Cubre los garbanzos secos con agua fría. Déjalos en remojo durante 8-12 horas. Escurre el agua y enjuaga los garbanzos en un colador bajo el grifo. Cubre los garbanzos con agua fría y cocínalos durante 2 horas a fuego lento. Hacia el final de la cocción, unos 10 minutos antes, añade sal. Puedes comprobar si los garbanzos están listos aplastando uno entre los dedos; si se deshace fácilmente, están cocidos. Los garbanzos en su caldo de cocción se pueden guardar en el refrigerador por varios días.
Prepara la quinoa. Enjuaga el grano con agua fría y escúrrelo en un colador de malla fina. Coloca la quinoa lavada en una cacerola. Vierte 120 ml de agua fría y añade sal. Llévalo a ebullición. Cocina durante 7 minutos a fuego medio sin tapa. Luego, cocina por otros 7-10 minutos a fuego bajo con la tapa puesta. Finalmente, déjala reposar durante 10 minutos en la cacerola envuelta en una toalla para que absorba el vapor. La quinoa preparada de esta manera quedará suelta y no se pegará.
Corta la pechuga de pollo marinada en rodajas de un poco menos de un centímetro de grosor.
Sumerge una brocha de silicona en aceite vegetal. Unta las rodajas de pechuga con una fina capa de aceite.
Calienta una sartén con revestimiento antiadherente. No es necesario engrasar la sartén. Coloca las rodajas de pechuga en la sartén caliente, separadas entre sí.
Fríe la pechuga hasta que esté dorada, unos 3 minutos por cada lado. Los trozos pequeños de pollo marinado se cocinan muy rápido.
Añade los garbanzos cocidos a la sartén.
Agrega la quinoa cocida. No es necesario salar el plato, ya que todos los ingredientes fueron salados por separado.

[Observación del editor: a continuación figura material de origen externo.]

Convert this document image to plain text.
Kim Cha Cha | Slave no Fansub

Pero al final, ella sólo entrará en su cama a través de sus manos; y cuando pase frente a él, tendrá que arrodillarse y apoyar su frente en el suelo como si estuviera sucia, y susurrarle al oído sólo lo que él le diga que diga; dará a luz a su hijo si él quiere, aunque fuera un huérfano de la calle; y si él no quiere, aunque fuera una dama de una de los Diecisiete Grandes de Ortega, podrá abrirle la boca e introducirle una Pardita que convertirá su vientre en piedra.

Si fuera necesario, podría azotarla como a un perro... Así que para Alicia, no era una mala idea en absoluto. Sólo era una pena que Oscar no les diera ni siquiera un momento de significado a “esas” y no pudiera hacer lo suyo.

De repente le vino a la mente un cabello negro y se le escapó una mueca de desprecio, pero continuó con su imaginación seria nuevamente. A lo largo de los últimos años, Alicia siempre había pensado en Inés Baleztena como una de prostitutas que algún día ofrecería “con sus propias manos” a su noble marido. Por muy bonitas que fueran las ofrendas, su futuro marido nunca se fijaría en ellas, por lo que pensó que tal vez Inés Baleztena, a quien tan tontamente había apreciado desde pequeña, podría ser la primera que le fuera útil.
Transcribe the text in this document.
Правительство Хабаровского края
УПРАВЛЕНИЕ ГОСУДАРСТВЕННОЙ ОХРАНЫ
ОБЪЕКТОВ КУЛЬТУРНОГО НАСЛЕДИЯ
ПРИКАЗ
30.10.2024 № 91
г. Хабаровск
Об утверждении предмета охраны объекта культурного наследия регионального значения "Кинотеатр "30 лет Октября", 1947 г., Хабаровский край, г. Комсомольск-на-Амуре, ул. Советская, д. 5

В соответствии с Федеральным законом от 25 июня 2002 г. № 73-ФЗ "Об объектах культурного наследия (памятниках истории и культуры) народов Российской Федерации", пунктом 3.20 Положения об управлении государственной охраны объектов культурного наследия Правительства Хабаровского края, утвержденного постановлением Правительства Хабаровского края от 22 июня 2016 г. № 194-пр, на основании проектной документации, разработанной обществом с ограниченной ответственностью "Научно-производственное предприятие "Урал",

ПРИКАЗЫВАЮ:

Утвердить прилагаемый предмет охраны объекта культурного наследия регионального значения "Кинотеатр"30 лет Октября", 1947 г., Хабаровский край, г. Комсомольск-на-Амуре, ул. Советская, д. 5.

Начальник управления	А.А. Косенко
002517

Corta las plumas de la cebolla de verdeo en diagonal. Corta el chile en rodajas. Espolvorea el plato con la cebolla de verdeo y el chile.
Exprime el jugo de medio limón o lima. Rocía la pechuga de pollo con quinoa y garbanzos con el jugo de limón y aceite de oliva extra virgen. Sazona con pimienta negra molida. Sirve el plato tibio o frío.
¡Y listo! Ya tienes un plato increíblemente nutritivo y lleno de sabor que seguramente se convertirá en uno de tus favoritos. Lo maravilloso de esta receta es su versatilidad: puedes añadir tus vegetales favoritos como pimientos asados, espinacas frescas o tomates cherry para darle un toque extra de color y nutrientes. Si te sobran, guárdalo en un recipiente hermético en el refrigerador; al día siguiente estará aún más delicioso, ya que los sabores se habrán fusionado. Espero que disfrutes preparando y saboreando esta pechuga de pollo con quinoa y garbanzos. ¡Buen provecho!